You hire for the long haul and while being friend is not a requirement, disliking a teammate will be a massive hurdle and having deeper bonds with your fellow colleagues is a huge advantage. Use the first interview to find out who they are as individuals, especially outside of work. Think outside the box to come up with unconventional questions that will surface some of their most prevalent personality traits. A few examples that I have used in the past:
- Teach me something, anything in 5 minutes
- Tell me about a product or service you love and why
- Tell me one thing which bothers you while most people don’t seem to care about?
- Is there a book or a movie you think everyone should read or watch?
- What would make you not accept this job if offered?
You’ll be surprised by the answers you’ll get and how telling they can be.
We are all copywriters
In a world where remote work is becoming more and more prevalent, we are all copywriters. We spend a good portion of our days writing either in realtime over Slack or Teams or collaborating asynchronously on documents. Being able to write with clarity, conciseness and coherence is absolutely essential regardless of role or seniority. You should assess your candidates on this.
Look for the curious problem solvers
A company is an operating system which needs constant patching. Any team or individual needs an outside perspective from time to time not to default to the status quo, the “we’ve always done it this way”. I don’t believe in teammates operating solely within the frame of their job description and resorting to “This is not my responsibility” the moment they get close to the fringes. I believe in curious people, interested in understanding the business as a whole, and in proactive individuals that solve or suggest solutions to problems or inefficiencies they observe outside the strict demarcation of their role. Look for those types of individuals, they will make all the difference.

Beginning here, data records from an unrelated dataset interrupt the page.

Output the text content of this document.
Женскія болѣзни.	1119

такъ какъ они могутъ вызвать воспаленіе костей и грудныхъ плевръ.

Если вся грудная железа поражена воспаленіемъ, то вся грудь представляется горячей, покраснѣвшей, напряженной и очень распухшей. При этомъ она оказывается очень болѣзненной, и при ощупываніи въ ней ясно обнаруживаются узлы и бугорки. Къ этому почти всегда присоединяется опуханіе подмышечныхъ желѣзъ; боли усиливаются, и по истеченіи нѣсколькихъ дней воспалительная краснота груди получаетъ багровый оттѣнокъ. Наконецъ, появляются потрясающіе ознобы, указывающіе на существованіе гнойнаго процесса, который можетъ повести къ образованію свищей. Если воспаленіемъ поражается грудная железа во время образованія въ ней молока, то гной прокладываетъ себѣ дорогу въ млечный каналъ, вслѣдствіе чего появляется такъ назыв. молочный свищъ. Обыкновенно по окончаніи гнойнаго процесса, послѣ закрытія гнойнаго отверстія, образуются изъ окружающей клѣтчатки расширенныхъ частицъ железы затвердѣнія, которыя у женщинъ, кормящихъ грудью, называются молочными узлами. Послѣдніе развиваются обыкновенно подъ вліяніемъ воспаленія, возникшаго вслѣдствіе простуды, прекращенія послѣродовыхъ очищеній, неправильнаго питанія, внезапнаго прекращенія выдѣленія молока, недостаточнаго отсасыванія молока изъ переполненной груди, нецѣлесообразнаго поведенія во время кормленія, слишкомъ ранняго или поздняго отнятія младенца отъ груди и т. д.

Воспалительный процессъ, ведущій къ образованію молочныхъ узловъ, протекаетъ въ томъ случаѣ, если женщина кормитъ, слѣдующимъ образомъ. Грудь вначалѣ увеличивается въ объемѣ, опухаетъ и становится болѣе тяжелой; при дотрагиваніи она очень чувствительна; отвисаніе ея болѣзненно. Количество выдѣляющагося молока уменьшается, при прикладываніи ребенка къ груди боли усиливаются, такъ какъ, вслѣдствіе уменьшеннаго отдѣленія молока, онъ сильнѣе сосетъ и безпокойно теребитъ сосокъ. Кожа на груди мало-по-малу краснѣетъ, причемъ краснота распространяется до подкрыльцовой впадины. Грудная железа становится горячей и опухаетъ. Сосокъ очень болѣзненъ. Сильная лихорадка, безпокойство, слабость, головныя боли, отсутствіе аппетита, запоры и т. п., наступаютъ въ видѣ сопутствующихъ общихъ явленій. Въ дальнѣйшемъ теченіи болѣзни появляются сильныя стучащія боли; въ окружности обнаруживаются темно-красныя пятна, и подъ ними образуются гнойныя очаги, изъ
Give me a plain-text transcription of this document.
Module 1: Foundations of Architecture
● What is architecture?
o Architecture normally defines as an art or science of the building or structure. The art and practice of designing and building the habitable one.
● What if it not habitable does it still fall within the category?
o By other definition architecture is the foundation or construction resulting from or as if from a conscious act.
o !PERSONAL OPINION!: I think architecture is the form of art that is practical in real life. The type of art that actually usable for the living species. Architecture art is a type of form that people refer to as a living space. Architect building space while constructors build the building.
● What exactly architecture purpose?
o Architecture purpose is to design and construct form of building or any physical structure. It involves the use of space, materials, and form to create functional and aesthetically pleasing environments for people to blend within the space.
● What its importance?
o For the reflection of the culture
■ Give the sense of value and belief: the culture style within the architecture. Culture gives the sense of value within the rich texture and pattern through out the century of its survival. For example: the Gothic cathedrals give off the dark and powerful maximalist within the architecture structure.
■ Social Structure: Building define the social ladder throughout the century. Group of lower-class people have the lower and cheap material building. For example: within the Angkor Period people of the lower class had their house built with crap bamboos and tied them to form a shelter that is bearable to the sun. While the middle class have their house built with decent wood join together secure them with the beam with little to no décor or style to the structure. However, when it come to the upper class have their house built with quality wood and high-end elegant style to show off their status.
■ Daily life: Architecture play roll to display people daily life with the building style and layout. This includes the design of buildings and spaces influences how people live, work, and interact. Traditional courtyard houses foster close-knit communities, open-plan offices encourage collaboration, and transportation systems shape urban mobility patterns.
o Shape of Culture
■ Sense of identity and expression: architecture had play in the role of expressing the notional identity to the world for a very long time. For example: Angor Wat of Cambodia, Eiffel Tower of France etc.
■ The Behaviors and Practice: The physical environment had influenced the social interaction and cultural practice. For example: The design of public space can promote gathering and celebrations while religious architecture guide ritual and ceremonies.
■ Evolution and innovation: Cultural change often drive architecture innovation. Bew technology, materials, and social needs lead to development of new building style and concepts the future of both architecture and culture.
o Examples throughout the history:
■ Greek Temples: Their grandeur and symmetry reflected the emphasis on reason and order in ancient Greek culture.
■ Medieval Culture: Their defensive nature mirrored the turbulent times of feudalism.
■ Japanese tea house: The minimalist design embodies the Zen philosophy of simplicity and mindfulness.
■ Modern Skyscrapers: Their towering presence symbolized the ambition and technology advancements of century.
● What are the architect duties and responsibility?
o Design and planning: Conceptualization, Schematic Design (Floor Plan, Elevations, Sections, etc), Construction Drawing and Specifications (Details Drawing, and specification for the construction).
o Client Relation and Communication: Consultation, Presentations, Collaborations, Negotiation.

Leverage systematic General Mental Ability and Personality testing
I must admit that I was initially sceptical about the idea to leverage standardized testing to assess candidates at SalesScreen. But research indicates that tests of General Mental Ability are the best single predictors of job performance., and some of our recent hires proved that assessment to be spot on. As a complement, Personality testing will give you and your people operations team, a more unbiased assessment of a candidate’s personality traits that can be evaluated in the light of what the job and your company culture require.
Get your most promising applicants in action
Cases are tough to build for hiring teams and scary to tackle for candidates. But boy, how they help make the right choice. They help you assess who can walk the talk, surface their strengths and weaknesses, see how they react under pressure, gauge how deep they’ve been able to think about a problem. It is also a fantastic way for candidates to confront themselves with what their future job will be like and confirm that they are actually ready and willing to make the jump.

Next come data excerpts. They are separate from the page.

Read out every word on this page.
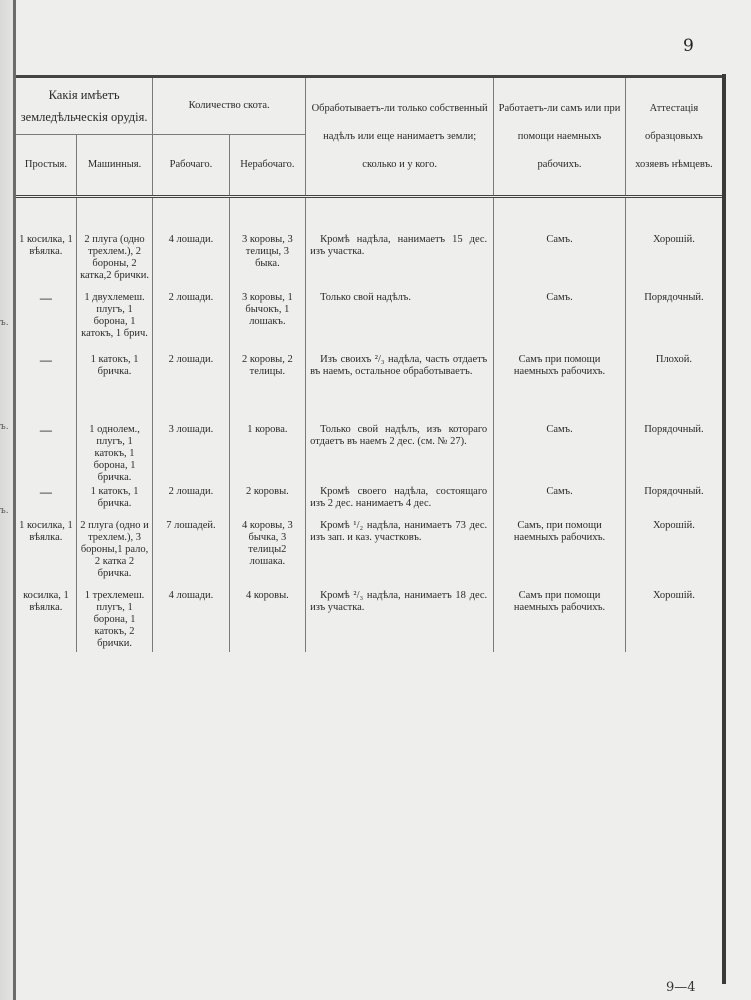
ъ.
ъ.
ъ.
9
Какія имѣетъ земледѣльческія орудія.		Количество скота.		Обработываетъ-ли только собственный надѣлъ или еще нанимаетъ земли; сколько и у кого.	Работаетъ-ли самъ или при помощи наемныхъ рабочихъ.	Аттестація образцовыхъ хозяевъ нѣмцевъ.
Простыя.	Машинныя.	Рабочаго.	Нерабочаго.			
1 косилка, 1 вѣялка.	2 плуга (одно трехлем.), 2 бороны, 2 катка,2 брички.	4 лошади.	3 коровы, 3 телицы, 3 быка.	Кромѣ надѣла, нанимаетъ 15 дес. изъ участка.	Самъ.	Хорошій.
—	1 двухлемеш. плугъ, 1 борона, 1 катокъ, 1 брич.	2 лошади.	3 коровы, 1 бычокъ, 1 лошакъ.	Только свой надѣлъ.	Самъ.	Порядочный.
—	1 катокъ, 1 бричка.	2 лошади.	2 коровы, 2 телицы.	Изъ своихъ ²/₃ надѣла, часть отдаетъ въ наемъ, остальное обработываетъ.	Самъ при помощи наемныхъ рабочихъ.	Плохой.
—	1 однолем., плугъ, 1 катокъ, 1 борона, 1 бричка.	3 лошади.	1 корова.	Только свой надѣлъ, изъ котораго отдаетъ въ наемъ 2 дес. (см. № 27).	Самъ.	Порядочный.
—	1 катокъ, 1 бричка.	2 лошади.	2 коровы.	Кромѣ своего надѣла, состоящаго изъ 2 дес. нанимаетъ 4 дес.	Самъ.	Порядочный.
1 косилка, 1 вѣялка.	2 плуга (одно и трехлем.), 3 бороны,1 рало, 2 катка 2 бричка.	7 лошадей.	4 коровы, 3 бычка, 3 телицы2 лошака.	Кромѣ ¹/₂ надѣла, нанимаетъ 73 дес. изъ зап. и каз. участковъ.	Самъ, при помощи наемныхъ рабочихъ.	Хорошій.
косилка, 1 вѣялка.	1 трехлемеш. плугъ, 1 борона, 1 катокъ, 2 брички.	4 лошади.	4 коровы.	Кромѣ ²/₃ надѣла, нанимаетъ 18 дес. изъ участка.	Самъ при помощи наемныхъ рабочихъ.	Хорошій.
9—4
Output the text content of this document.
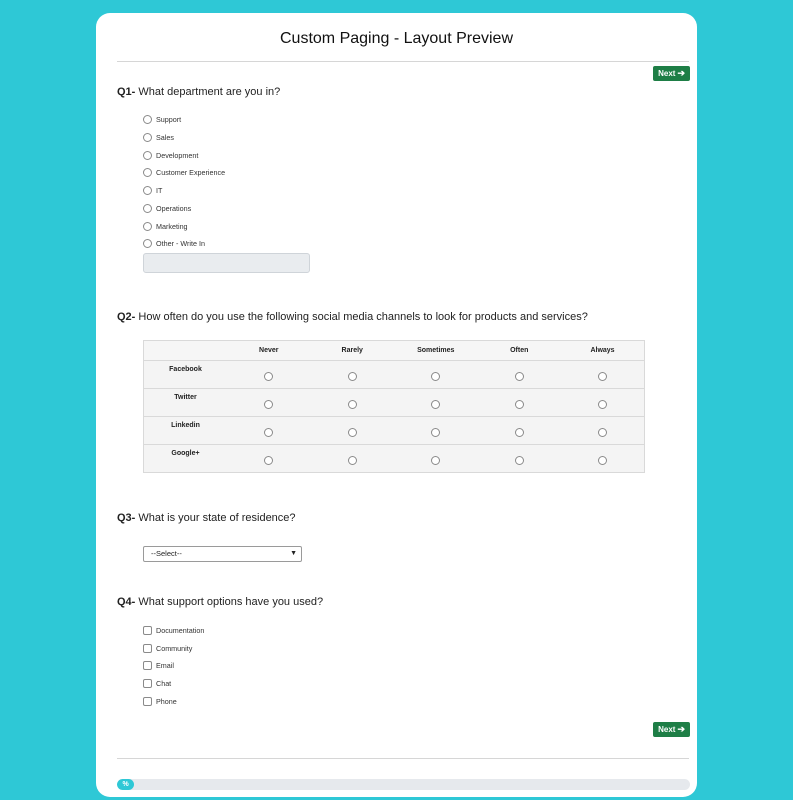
Custom Paging - Layout Preview
Next ➔
Q1- What department are you in?
Support
Sales
Development
Customer Experience
IT
Operations
Marketing
Other - Write In
Q2- How often do you use the following social media channels to look for products and services?
	Never	Rarely	Sometimes	Often	Always
Facebook					
Twitter					
Linkedin					
Google+					
Q3- What is your state of residence?
--Select--	▼
Q4- What support options have you used?
Documentation
Community
Email
Chat
Phone
Next ➔
%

Tap into fresh perspectives
While onboarding new teammates is hugely important and should be properly crafted, that process usually means getting them acquainted with your operating procedures. But one thing you might loose as a result is their fresh perspectives on how your business operates. Don’t loose sight of that and from the get-go, communicate that their questions and inputs are welcomed. This might prove to be a treasure-trove of signals that either can guide improvements or confirm that you are already doing the right things.
Headcount & Complexity are tightly correlated
Running a 10-Person, a 50-Person or a 200-Person company are radically different beasts. SalesScreen’s CEO Sindre Haaland often talks about the importance aligning individual vectors in an organization towards a common goal but needless to say that doing so gets more and more complex as the number of said vectors (headcount) increases. Growing your business will most likely require increasing your workforce but having a solid vision, blueprint, and processes in place BEFORE doing so is essential. Whenever possible make sure that you have data backing up that your recipe is working before scaling. Nothing is more painful than scaling before being ready to do so.